What conclusions can be drawn from this episode then? Skirmishing horse archers ought to be essentially immune to troops that cannot shoot back if they have the room to evade. This sounds obvious yet this is not the case in many rule sets. One of my main criticisms with Armati is the ease with which light troops such as horse archers can be caught and wiped out by slower troops armed with nothing but melee weapons by the simple expedient of charging them: an easy event to engineer since it is often possible to move twice in a row while the enemy is forced to sit still. This should be the case even if the enemy are also unarmoured horsemen such as sarissophoroi who should be able to ride at the same pace: the horse archers will always have a head start on their pursuers and will never be caught unless trapped against an obstacle. The horse archers should always be able to evade out of harm's way. They may lose ground in the process, but it should be entirely risk free. DBM suffers to some extent the same problem, complicated by lumping in a single troop category unarmoured horsemen with lances such as sarissophoroi with troops with missile weapons such as hippakontistai. Horse archers should be vulnerable to one but not the other: their modes of fighting are completely different.

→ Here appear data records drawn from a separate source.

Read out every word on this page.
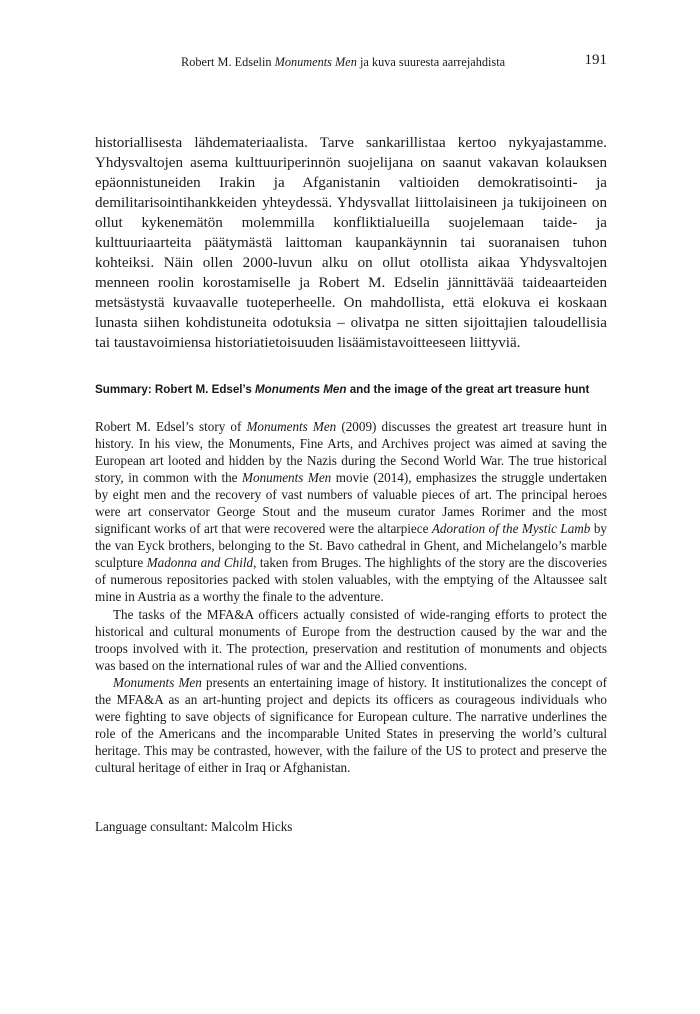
Robert M. Edselin Monuments Men ja kuva suuresta aarrejahdista	191

historiallisesta lähdemateriaalista. Tarve sankarillistaa kertoo nykyajastamme. Yhdysvaltojen asema kulttuuriperinnön suojelijana on saanut vakavan kolauksen epäonnistuneiden Irakin ja Afganistanin valtioiden demokratisointi- ja demilitarisointihankkeiden yhteydessä. Yhdysvallat liittolaisineen ja tukijoineen on ollut kykenemätön molemmilla konfliktialueilla suojelemaan taide- ja kulttuuriaarteita päätymästä laittoman kaupankäynnin tai suoranaisen tuhon kohteiksi. Näin ollen 2000-luvun alku on ollut otollista aikaa Yhdysvaltojen menneen roolin korostamiselle ja Robert M. Edselin jännittävää taideaarteiden metsästystä kuvaavalle tuoteperheelle. On mahdollista, että elokuva ei koskaan lunasta siihen kohdistuneita odotuksia – olivatpa ne sitten sijoittajien taloudellisia tai taustavoimiensa historiatietoisuuden lisäämistavoitteeseen liittyviä.

Summary: Robert M. Edsel’s Monuments Men and the image of the great art treasure hunt

Robert M. Edsel’s story of Monuments Men (2009) discusses the greatest art treasure hunt in history. In his view, the Monuments, Fine Arts, and Archives project was aimed at saving the European art looted and hidden by the Nazis during the Second World War. The true historical story, in common with the Monuments Men movie (2014), emphasizes the struggle undertaken by eight men and the recovery of vast numbers of valuable pieces of art. The principal heroes were art conservator George Stout and the museum curator James Rorimer and the most significant works of art that were recovered were the altarpiece Adoration of the Mystic Lamb by the van Eyck brothers, belonging to the St. Bavo cathedral in Ghent, and Michelangelo’s marble sculpture Madonna and Child, taken from Bruges. The highlights of the story are the discoveries of numerous repositories packed with stolen valuables, with the emptying of the Altaussee salt mine in Austria as a worthy the finale to the adventure.

The tasks of the MFA&A officers actually consisted of wide-ranging efforts to protect the historical and cultural monuments of Europe from the destruction caused by the war and the troops involved with it. The protection, preservation and restitution of monuments and objects was based on the international rules of war and the Allied conventions.

Monuments Men presents an entertaining image of history. It institutionalizes the concept of the MFA&A as an art-hunting project and depicts its officers as courageous individuals who were fighting to save objects of significance for European culture. The narrative underlines the role of the Americans and the incomparable United States in preserving the world’s cultural heritage. This may be contrasted, however, with the failure of the US to protect and preserve the cultural heritage of either in Iraq or Afghanistan.

Language consultant: Malcolm Hicks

Evasion is not however an option if the horse archers are disordered through taking casualties. A set of rules that includes "disorder", such as WRG's 7th edition, should not allow such disordered troops to evade. Such troops should either sit off at long range to lessen their own casualties (like the Saljuks fighting the Crusaders) and ensure they come to no harm (but do nothing to the enemy), or, they can choose to come close, but get caught when they find themselves unable to flee (as opposed to rout) through becoming disordered by enemy shooting at them. Foot skirmishers would have less of a problem physically with evading when disordered, men being more manoeuvrable than horses, but disorder is also a psychological problem, and infantry skirmishers charged in such a state didn't rally, they took to their heels and never came back


I would like to thank Michael Anastasiadas for his comments on Arrian's Greek, and Duncan Head for providing references.